Item 7.01 Regulation FD Disclosure.
On July 14, 2021, The Blackstone Group Inc. (“Blackstone”) issued a press release announcing the transaction described below under Item 8.01 of this Current Report on Form 8-K. A copy of the press release is attached hereto as Exhibit 99.1 and is incorporated herein by reference.
The information in Item 7.01 of this Current Report on Form 8-K, including the press release attached hereto as Exhibit 99.1, shall not be deemed to be “filed” for the purposes of Section 18 of the Securities Exchange Act of 1934, as amended (the “Exchange Act”), or otherwise subject to the liabilities of that section. Furthermore, such information shall not be incorporated by reference into any filing or other document pursuant to the Securities Act of 1933, as amended (the “Securities Act”), except as shall be expressly set forth by specific reference in such filing or document.
Item 8.01 Other Events.
On July 14, 2021, Argon Holdco LLC (“Buyer”), an entity affiliated with Blackstone, entered into a stock purchase agreement (the “Stock Purchase Agreement”) with American International Group, Inc. (“AIG”), pursuant to which Buyer has agreed to acquire a 9.9% equity interest in SAFG Retirement Services, Inc. (the “Company”) for an aggregate purchase price of $2.2 billion in cash, subject to purchase price adjustments (the “Transaction”). The Company is expected to be the parent company of AIG’s life and retirement business (“AIG L&R”) at the time of the anticipated initial public offering of AIG L&R, which AIG has previously announced it is pursuing.

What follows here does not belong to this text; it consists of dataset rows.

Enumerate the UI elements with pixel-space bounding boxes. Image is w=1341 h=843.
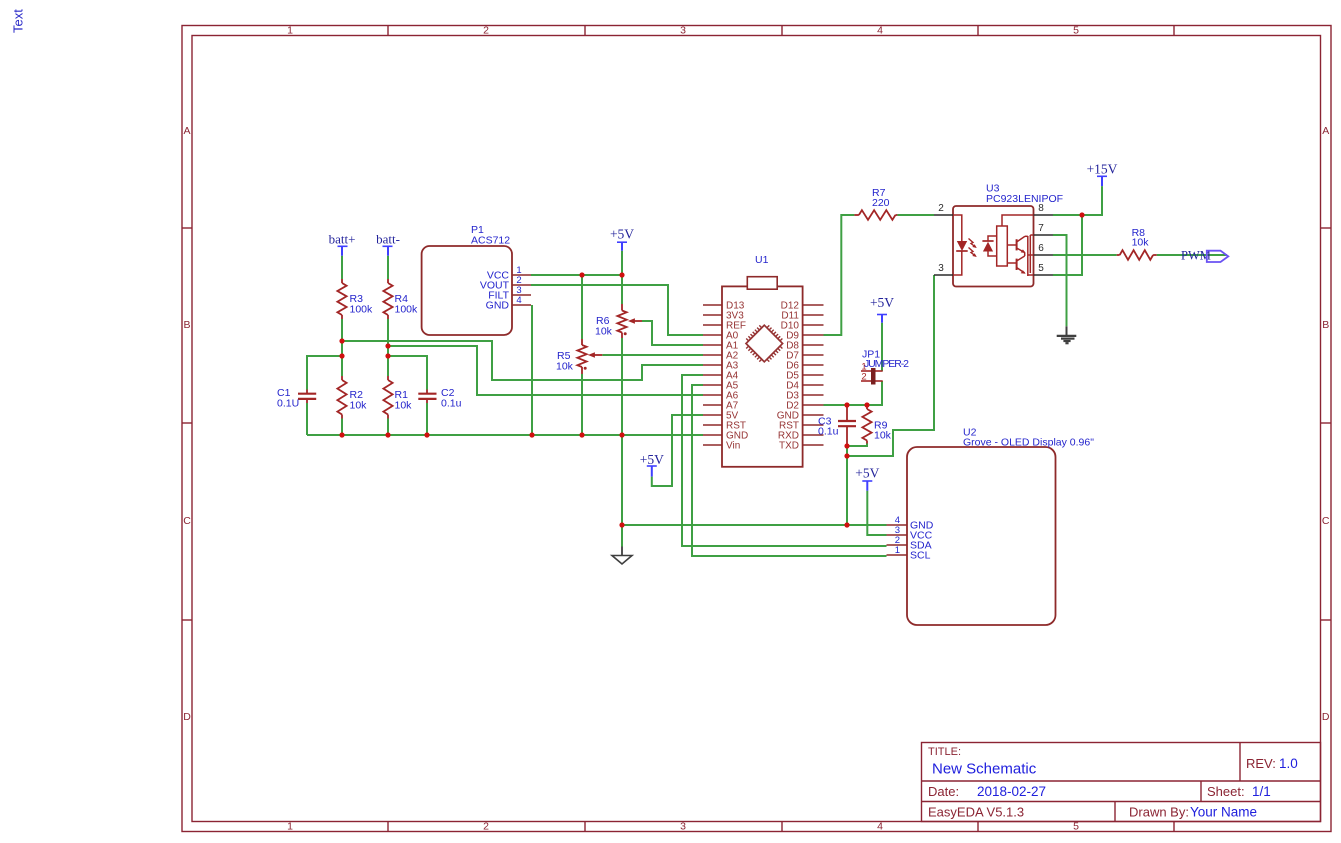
wire net A3 (342, 341, 703, 380)
U1 pin D10 (right) (781, 321, 824, 332)
wire D2 net (824, 381, 883, 405)
junction (619, 522, 624, 527)
junction (619, 272, 624, 277)
junction (619, 432, 624, 437)
svg-text:A: A (183, 125, 190, 137)
wire (426, 403, 428, 435)
U2 pin 2 SDA (887, 535, 932, 552)
wire (341, 256, 343, 279)
wire (1157, 254, 1227, 256)
resistor R4 100k (383, 279, 418, 319)
svg-text:10k: 10k (595, 326, 613, 338)
power flag +5V (855, 466, 879, 491)
trimmer R5 10k (556, 339, 602, 374)
U3 internal wiring (1002, 215, 1034, 276)
svg-text:Date:: Date: (928, 784, 959, 799)
junction (385, 353, 390, 358)
U1 pin A4 (left) (703, 371, 739, 382)
wire (387, 319, 389, 376)
svg-text:1/1: 1/1 (1252, 784, 1271, 799)
svg-text:B: B (183, 319, 190, 331)
U1 pin D4 (right) (786, 381, 823, 392)
U1 pin D9 (right) (786, 331, 823, 342)
U1 pin D12 (right) (781, 301, 824, 312)
svg-text:batt-: batt- (376, 232, 400, 247)
U1 pin A0 (left) (703, 331, 739, 342)
U1 pin 3V3 (left) (703, 311, 744, 322)
optocoupler U3 PC923LENIPOF (953, 183, 1063, 287)
wire (1053, 254, 1117, 256)
wire +5V to U2 VCC (867, 491, 886, 535)
svg-text:Vin: Vin (726, 441, 740, 452)
junction (1079, 212, 1084, 217)
wire 5V pin to +5V (652, 415, 703, 486)
wire A4 to SDA (682, 375, 887, 546)
wire (387, 256, 389, 279)
U3 internal LED (953, 215, 968, 275)
U1 pin A3 (left) (703, 361, 739, 372)
IC U2 Grove OLED Display (907, 427, 1094, 626)
svg-text:0.1u: 0.1u (818, 426, 839, 438)
svg-text:5: 5 (1038, 263, 1044, 274)
svg-text:10k: 10k (874, 430, 892, 442)
junction (579, 432, 584, 437)
svg-text:0.1U: 0.1U (277, 398, 299, 410)
capacitor C2 0.1u (418, 387, 461, 410)
svg-text:10k: 10k (350, 400, 368, 412)
P1 pin 1 VCC (487, 265, 531, 282)
U3 amplifier block (997, 226, 1008, 266)
junction (579, 272, 584, 277)
junction (385, 432, 390, 437)
wire pin5 riser (1053, 215, 1082, 275)
svg-text:1: 1 (895, 545, 900, 556)
U1 pin RXD (right) (778, 431, 824, 442)
ground (triangle) (612, 547, 632, 565)
svg-text:4: 4 (877, 25, 883, 37)
U1 pin 5V (left) (703, 411, 739, 422)
U2 pin 1 SCL (887, 545, 931, 562)
svg-text:+5V: +5V (855, 466, 879, 481)
svg-text:U1: U1 (755, 254, 769, 266)
U1 pin D13 (left) (703, 301, 745, 312)
svg-text:4: 4 (516, 295, 521, 306)
wire (581, 275, 583, 339)
svg-text:3: 3 (680, 821, 686, 833)
wire pin8 to +15V (1053, 186, 1102, 215)
wire (621, 275, 623, 304)
svg-text:3: 3 (680, 25, 686, 37)
svg-text:1: 1 (287, 821, 293, 833)
U1 pin D8 (right) (786, 341, 823, 352)
P1 pin 4 GND (486, 295, 531, 312)
svg-text:GND: GND (486, 300, 510, 312)
svg-text:+5V: +5V (640, 452, 664, 467)
power flag +5V (610, 227, 634, 251)
net flag PWM (1181, 249, 1228, 263)
svg-text:batt+: batt+ (329, 232, 356, 247)
junction (844, 443, 849, 448)
svg-text:Drawn By:: Drawn By: (1129, 805, 1189, 820)
P1 pin 2 VOUT (480, 275, 531, 292)
junction (385, 343, 390, 348)
resistor R3 100k (337, 279, 373, 319)
svg-text:2: 2 (483, 821, 489, 833)
U1 pin D7 (right) (786, 351, 823, 362)
junction (339, 338, 344, 343)
IC P1 ACS712 (422, 224, 512, 335)
svg-text:+15V: +15V (1087, 162, 1118, 177)
capacitor C3 0.1u (818, 405, 856, 446)
junction (339, 353, 344, 358)
wire A5 to SCL (692, 385, 887, 556)
junction (844, 522, 849, 527)
svg-text:1: 1 (287, 25, 293, 37)
P1 pin 3 FILT (488, 285, 531, 302)
junction (844, 402, 849, 407)
svg-text:Grove - OLED Display 0.96": Grove - OLED Display 0.96" (963, 437, 1094, 449)
junction (844, 453, 849, 458)
power flag +5V (640, 452, 664, 477)
jumper JP1 JUMPER-2 (861, 349, 909, 385)
svg-text:TXD: TXD (779, 441, 799, 452)
wire GND bus 2 (622, 524, 887, 526)
svg-text:SCL: SCL (910, 550, 931, 562)
U3 photodiode (982, 236, 996, 256)
svg-text:3: 3 (938, 263, 944, 274)
U1 pin RST (right) (779, 421, 824, 432)
svg-text:2: 2 (483, 25, 489, 37)
svg-text:10k: 10k (1132, 237, 1150, 249)
U2 pin 3 VCC (887, 525, 933, 542)
wire (581, 374, 583, 435)
U1 pin D5 (right) (786, 371, 823, 382)
resistor R8 10k (1117, 227, 1157, 260)
svg-text:6: 6 (1038, 243, 1044, 254)
wire net A6 (388, 346, 703, 395)
U1 pin A5 (left) (703, 381, 739, 392)
U1 pin A2 (left) (703, 351, 739, 362)
svg-text:100k: 100k (395, 304, 419, 316)
capacitor C1 0.1U (277, 387, 316, 410)
wire (621, 338, 623, 547)
U3 light arrows (969, 239, 977, 258)
power flag +5V (870, 295, 894, 323)
net flag batt- (376, 232, 400, 256)
wire (531, 305, 533, 435)
U1 pin GND (left) (703, 431, 748, 442)
IC U1 (MCU module) (722, 254, 803, 467)
U3 pin 7 (1034, 223, 1054, 235)
svg-text:REV:: REV: (1246, 756, 1276, 771)
wire (341, 419, 343, 436)
ground (earth) (1057, 326, 1077, 343)
U3 pin 2 (934, 203, 953, 215)
svg-text:ACS712: ACS712 (471, 235, 510, 247)
power flag +15V (1087, 162, 1118, 186)
wire VOUT to A0 (531, 285, 703, 335)
U3 pin 3 (934, 263, 953, 275)
svg-text:4: 4 (877, 821, 883, 833)
svg-text:D: D (1322, 711, 1330, 723)
resistor R2 10k (337, 376, 367, 419)
U1 pin D3 (right) (786, 391, 823, 402)
wire (307, 356, 342, 390)
svg-text:Text: Text (11, 9, 26, 33)
svg-text:+5V: +5V (610, 227, 634, 242)
wire (847, 444, 867, 447)
U1 pin D11 (right) (781, 311, 823, 322)
wire (306, 403, 308, 435)
U1 pin Vin (left) (703, 441, 740, 452)
wire (897, 214, 934, 216)
svg-text:10k: 10k (395, 400, 413, 412)
svg-text:10k: 10k (556, 361, 574, 373)
U1 pin RST (left) (703, 421, 746, 432)
U1 pin A7 (left) (703, 401, 739, 412)
U3 transistor Q2 (1007, 253, 1025, 274)
resistor R1 10k (383, 376, 412, 419)
U1 pin A6 (left) (703, 391, 739, 402)
svg-text:TITLE:: TITLE: (928, 746, 961, 758)
U1 pin REF (left) (703, 321, 746, 332)
junction (529, 432, 534, 437)
svg-text:Your Name: Your Name (1190, 805, 1257, 820)
U3 pin 6 (1034, 243, 1054, 255)
resistor R7 220 (854, 187, 897, 220)
svg-text:JUMPER-2: JUMPER-2 (864, 358, 909, 370)
U1 chip diamond (746, 325, 783, 362)
svg-text:100k: 100k (350, 304, 374, 316)
junction (424, 432, 429, 437)
trimmer R6 10k (595, 304, 642, 338)
svg-text:8: 8 (1038, 203, 1044, 214)
svg-text:+5V: +5V (870, 295, 894, 310)
junction (339, 432, 344, 437)
svg-text:B: B (1322, 319, 1329, 331)
wire VCC net (531, 274, 622, 276)
svg-text:EasyEDA V5.1.3: EasyEDA V5.1.3 (928, 805, 1024, 820)
wire (387, 419, 389, 436)
wire (881, 323, 883, 371)
resistor R9 10k (862, 405, 891, 444)
wire GND bus (307, 434, 703, 436)
U1 pin D6 (right) (786, 361, 823, 372)
svg-text:1.0: 1.0 (1279, 756, 1298, 771)
svg-text:220: 220 (872, 197, 890, 209)
wire (341, 319, 343, 376)
U1 pin D2 (right) (786, 401, 823, 412)
wire pin7 to ground (1053, 235, 1067, 326)
U1 pin GND (right) (777, 411, 824, 422)
svg-text:New Schematic: New Schematic (932, 761, 1037, 778)
wire (642, 321, 703, 345)
svg-text:2018-02-27: 2018-02-27 (977, 784, 1046, 799)
wire U3 pin3 to filter (847, 275, 934, 456)
net flag batt+ (329, 232, 356, 256)
svg-text:D: D (183, 711, 191, 723)
U1 pin A1 (left) (703, 341, 739, 352)
svg-text:2: 2 (861, 372, 866, 383)
U1 pin TXD (right) (779, 441, 824, 452)
svg-text:5: 5 (1073, 821, 1079, 833)
svg-text:2: 2 (938, 203, 944, 214)
svg-text:0.1u: 0.1u (441, 398, 462, 410)
wire (602, 354, 703, 356)
svg-text:C: C (1322, 515, 1330, 527)
U2 pin 4 GND (887, 515, 934, 532)
svg-text:5: 5 (1073, 25, 1079, 37)
wire D9 to R7 (824, 215, 855, 335)
wire (621, 251, 623, 275)
svg-text:PC923LENIPOF: PC923LENIPOF (986, 193, 1063, 205)
svg-text:C: C (183, 515, 191, 527)
U3 transistor Q1 (1007, 236, 1028, 253)
wire (846, 446, 848, 525)
wire (388, 356, 427, 390)
svg-text:Sheet:: Sheet: (1207, 784, 1245, 799)
svg-text:7: 7 (1038, 223, 1044, 234)
junction (864, 402, 869, 407)
U3 pin 8 (1034, 203, 1054, 215)
svg-text:A: A (1322, 125, 1329, 137)
U3 pin 5 (1034, 263, 1054, 275)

In connection with the closing of the Transaction contemplated by the Stock Purchase Agreement, Blackstone ISG-I Advisors L.L.C. (the “Investment Manager”) will enter into a long-term strategic asset management partnership with certain subsidiaries of the Company, pursuant to which the Investment Manager will serve as the exclusive external manager for such subsidiaries with respect to the following asset classes within their investment portfolio: (1) non-agency residential mortgage-backed securities, commercial mortgage-backed securities and asset-backed securities; (2) collateralized loan and debt obligations, leveraged loans and certain other loans; (3) asset-backed whole loans and direct lending; (4) private high grade, project finance, including renewable energy, and other long-dated investments; and (5) alternatives, including real estate equity (the “SMA Agreement”). Pursuant to the SMA Agreement, the Company has agreed to have the Investment Manager manage an initial $50 billion of assets under management of the Company and its subsidiaries, with such amount increasing to $92.5 billion over years two through six of the SMA Agreement’s initial commitment period. The capital is expected to be primarily invested in Blackstone-originated assets. Following the initial commitment period of six years, the strategic asset management partnership will renew subject to long-term relative performance measures by asset class.
In connection with the Transaction, Blackstone will be entitled to one seat on the board of directors of the Company. Subsequent to the anticipated initial public offering of AIG L&R, Blackstone will hold publicly traded common stock subject to certain phased lock-up provisions.
Consummation of the Transaction is subject to the satisfaction or waiver of certain closing conditions, including the expiration or termination of the applicable waiting period under the Hart-Scott Rodino Antitrust Improvements Act of 1976, as amended, and the entry into the SMA Agreement.